Hi, guys
I'm processing NGS data and have a question.
I need to make my data have over 100,000,000 reads, so when my first processing is done, I check if they are good to go. When the bam files are not over 100,000,000 reads, I sequence those libraries which are more needed.
Here are the questions. 1. If I suppose my library, sample, sequencing machine and everything is the exactly the same, are the bam file which is merged after mapping and pre-merge fastq file, then mapped bam file same??
- And if they are same, can I merge bam files using samtools or sambamba??
Thank you very much.
Woongjae
I guess in an RNAseq-setting this does not hold true, since some aligners have a threshold for junction detection. If you have split files, you'll may miss junctions. The merged BAM is still missing these junctions whereas the mapping of the total reads' set find those and store it in the BAM file.
For DNAseq, I agree.
If you're doing something with 2-pass then yes, you could theoretically miss something. Given the numbers getting tossed around by OP I suspect that's not the case.

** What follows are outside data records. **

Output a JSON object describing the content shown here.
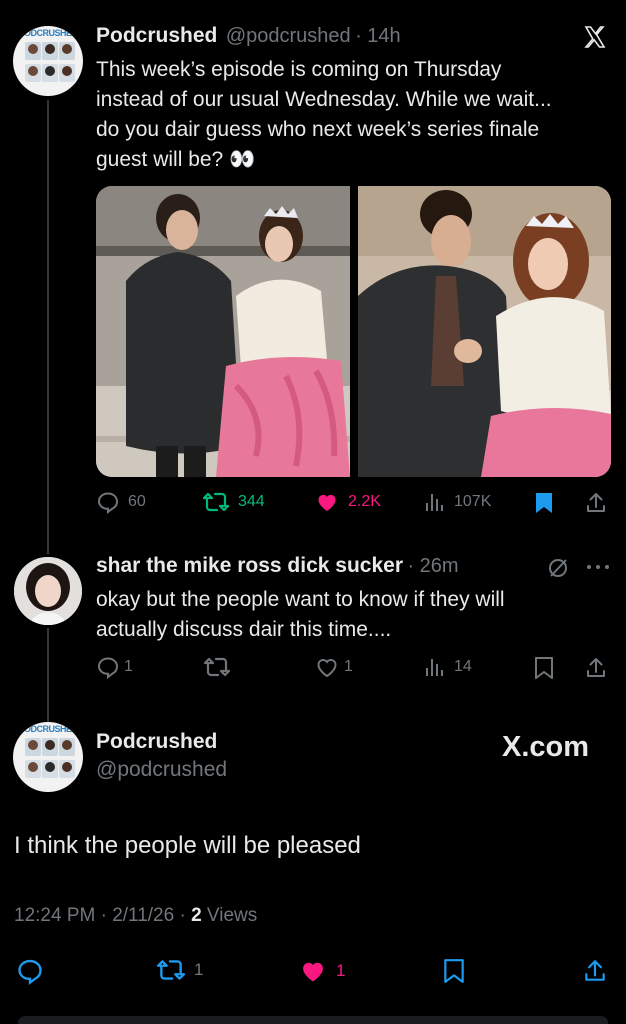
{
  "tweet1": {
    "name": "Podcrushed",
    "handle": "@podcrushed",
    "time": "· 14h",
    "line1": "This week’s episode is coming on Thursday",
    "line2": "instead of our usual Wednesday. While we wait...",
    "line3": "do you dair guess who next week’s series finale",
    "line4": "guest will be? 👀",
    "replies": "60",
    "reposts": "344",
    "likes": "2.2K",
    "views": "107K"
  },
  "tweet2": {
    "name": "shar the mike ross dick sucker",
    "time": "· 26m",
    "line1": "okay but the people want to know if they will",
    "line2": "actually discuss dair this time....",
    "replies": "1",
    "likes": "1",
    "views": "14"
  },
  "tweet3": {
    "name": "Podcrushed",
    "handle": "@podcrushed",
    "brand": "X.com",
    "text": "I think the people will be pleased",
    "time": "12:24 PM · 2/11/26 · ",
    "views_count": "2",
    "views_label": " Views",
    "reposts": "1",
    "likes": "1"
  },
  "avatar_band_text": "PODCRUSHED",
  "colors": {
    "background": "#000000",
    "text": "#e7e9ea",
    "muted": "#71767b",
    "repost_green": "#00ba7c",
    "like_pink": "#f91880",
    "bookmark_blue": "#1d9bf0"
  },
  "icons": [
    "x-logo-icon",
    "reply-icon",
    "repost-icon",
    "like-icon",
    "views-icon",
    "bookmark-icon",
    "share-icon",
    "more-icon",
    "grok-icon"
  ]
}
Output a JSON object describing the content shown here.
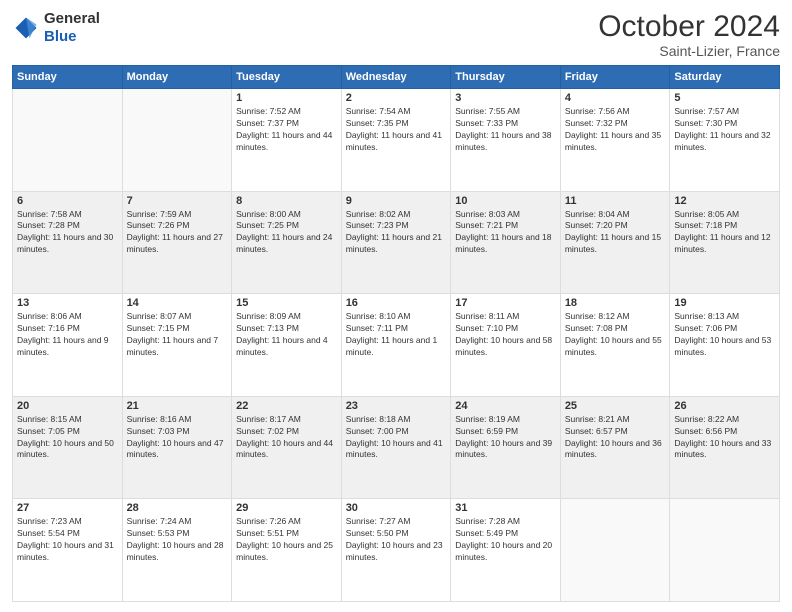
{
  "header": {
    "logo": {
      "general": "General",
      "blue": "Blue"
    },
    "month": "October 2024",
    "location": "Saint-Lizier, France"
  },
  "weekdays": [
    "Sunday",
    "Monday",
    "Tuesday",
    "Wednesday",
    "Thursday",
    "Friday",
    "Saturday"
  ],
  "weeks": [
    [
      {
        "day": "",
        "info": ""
      },
      {
        "day": "",
        "info": ""
      },
      {
        "day": "1",
        "info": "Sunrise: 7:52 AM\nSunset: 7:37 PM\nDaylight: 11 hours and 44 minutes."
      },
      {
        "day": "2",
        "info": "Sunrise: 7:54 AM\nSunset: 7:35 PM\nDaylight: 11 hours and 41 minutes."
      },
      {
        "day": "3",
        "info": "Sunrise: 7:55 AM\nSunset: 7:33 PM\nDaylight: 11 hours and 38 minutes."
      },
      {
        "day": "4",
        "info": "Sunrise: 7:56 AM\nSunset: 7:32 PM\nDaylight: 11 hours and 35 minutes."
      },
      {
        "day": "5",
        "info": "Sunrise: 7:57 AM\nSunset: 7:30 PM\nDaylight: 11 hours and 32 minutes."
      }
    ],
    [
      {
        "day": "6",
        "info": "Sunrise: 7:58 AM\nSunset: 7:28 PM\nDaylight: 11 hours and 30 minutes."
      },
      {
        "day": "7",
        "info": "Sunrise: 7:59 AM\nSunset: 7:26 PM\nDaylight: 11 hours and 27 minutes."
      },
      {
        "day": "8",
        "info": "Sunrise: 8:00 AM\nSunset: 7:25 PM\nDaylight: 11 hours and 24 minutes."
      },
      {
        "day": "9",
        "info": "Sunrise: 8:02 AM\nSunset: 7:23 PM\nDaylight: 11 hours and 21 minutes."
      },
      {
        "day": "10",
        "info": "Sunrise: 8:03 AM\nSunset: 7:21 PM\nDaylight: 11 hours and 18 minutes."
      },
      {
        "day": "11",
        "info": "Sunrise: 8:04 AM\nSunset: 7:20 PM\nDaylight: 11 hours and 15 minutes."
      },
      {
        "day": "12",
        "info": "Sunrise: 8:05 AM\nSunset: 7:18 PM\nDaylight: 11 hours and 12 minutes."
      }
    ],
    [
      {
        "day": "13",
        "info": "Sunrise: 8:06 AM\nSunset: 7:16 PM\nDaylight: 11 hours and 9 minutes."
      },
      {
        "day": "14",
        "info": "Sunrise: 8:07 AM\nSunset: 7:15 PM\nDaylight: 11 hours and 7 minutes."
      },
      {
        "day": "15",
        "info": "Sunrise: 8:09 AM\nSunset: 7:13 PM\nDaylight: 11 hours and 4 minutes."
      },
      {
        "day": "16",
        "info": "Sunrise: 8:10 AM\nSunset: 7:11 PM\nDaylight: 11 hours and 1 minute."
      },
      {
        "day": "17",
        "info": "Sunrise: 8:11 AM\nSunset: 7:10 PM\nDaylight: 10 hours and 58 minutes."
      },
      {
        "day": "18",
        "info": "Sunrise: 8:12 AM\nSunset: 7:08 PM\nDaylight: 10 hours and 55 minutes."
      },
      {
        "day": "19",
        "info": "Sunrise: 8:13 AM\nSunset: 7:06 PM\nDaylight: 10 hours and 53 minutes."
      }
    ],
    [
      {
        "day": "20",
        "info": "Sunrise: 8:15 AM\nSunset: 7:05 PM\nDaylight: 10 hours and 50 minutes."
      },
      {
        "day": "21",
        "info": "Sunrise: 8:16 AM\nSunset: 7:03 PM\nDaylight: 10 hours and 47 minutes."
      },
      {
        "day": "22",
        "info": "Sunrise: 8:17 AM\nSunset: 7:02 PM\nDaylight: 10 hours and 44 minutes."
      },
      {
        "day": "23",
        "info": "Sunrise: 8:18 AM\nSunset: 7:00 PM\nDaylight: 10 hours and 41 minutes."
      },
      {
        "day": "24",
        "info": "Sunrise: 8:19 AM\nSunset: 6:59 PM\nDaylight: 10 hours and 39 minutes."
      },
      {
        "day": "25",
        "info": "Sunrise: 8:21 AM\nSunset: 6:57 PM\nDaylight: 10 hours and 36 minutes."
      },
      {
        "day": "26",
        "info": "Sunrise: 8:22 AM\nSunset: 6:56 PM\nDaylight: 10 hours and 33 minutes."
      }
    ],
    [
      {
        "day": "27",
        "info": "Sunrise: 7:23 AM\nSunset: 5:54 PM\nDaylight: 10 hours and 31 minutes."
      },
      {
        "day": "28",
        "info": "Sunrise: 7:24 AM\nSunset: 5:53 PM\nDaylight: 10 hours and 28 minutes."
      },
      {
        "day": "29",
        "info": "Sunrise: 7:26 AM\nSunset: 5:51 PM\nDaylight: 10 hours and 25 minutes."
      },
      {
        "day": "30",
        "info": "Sunrise: 7:27 AM\nSunset: 5:50 PM\nDaylight: 10 hours and 23 minutes."
      },
      {
        "day": "31",
        "info": "Sunrise: 7:28 AM\nSunset: 5:49 PM\nDaylight: 10 hours and 20 minutes."
      },
      {
        "day": "",
        "info": ""
      },
      {
        "day": "",
        "info": ""
      }
    ]
  ]
}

Thank you for the replies guys.
So you mean I can either merge fastq files first and then process the mapping or process mapping first for the additional fastq file and then merge the bam file with existing bam file, right??
Right. Some things, like looking for novel splice junctions, work better if you align everything in a single go (so merge the fastq files). For most other things it doesn't much matter if you merge fastq or BAM files, you get more or less the same result either way.
Thank you Ryan.
P.S : I'm learning a lot from your other issues's replies!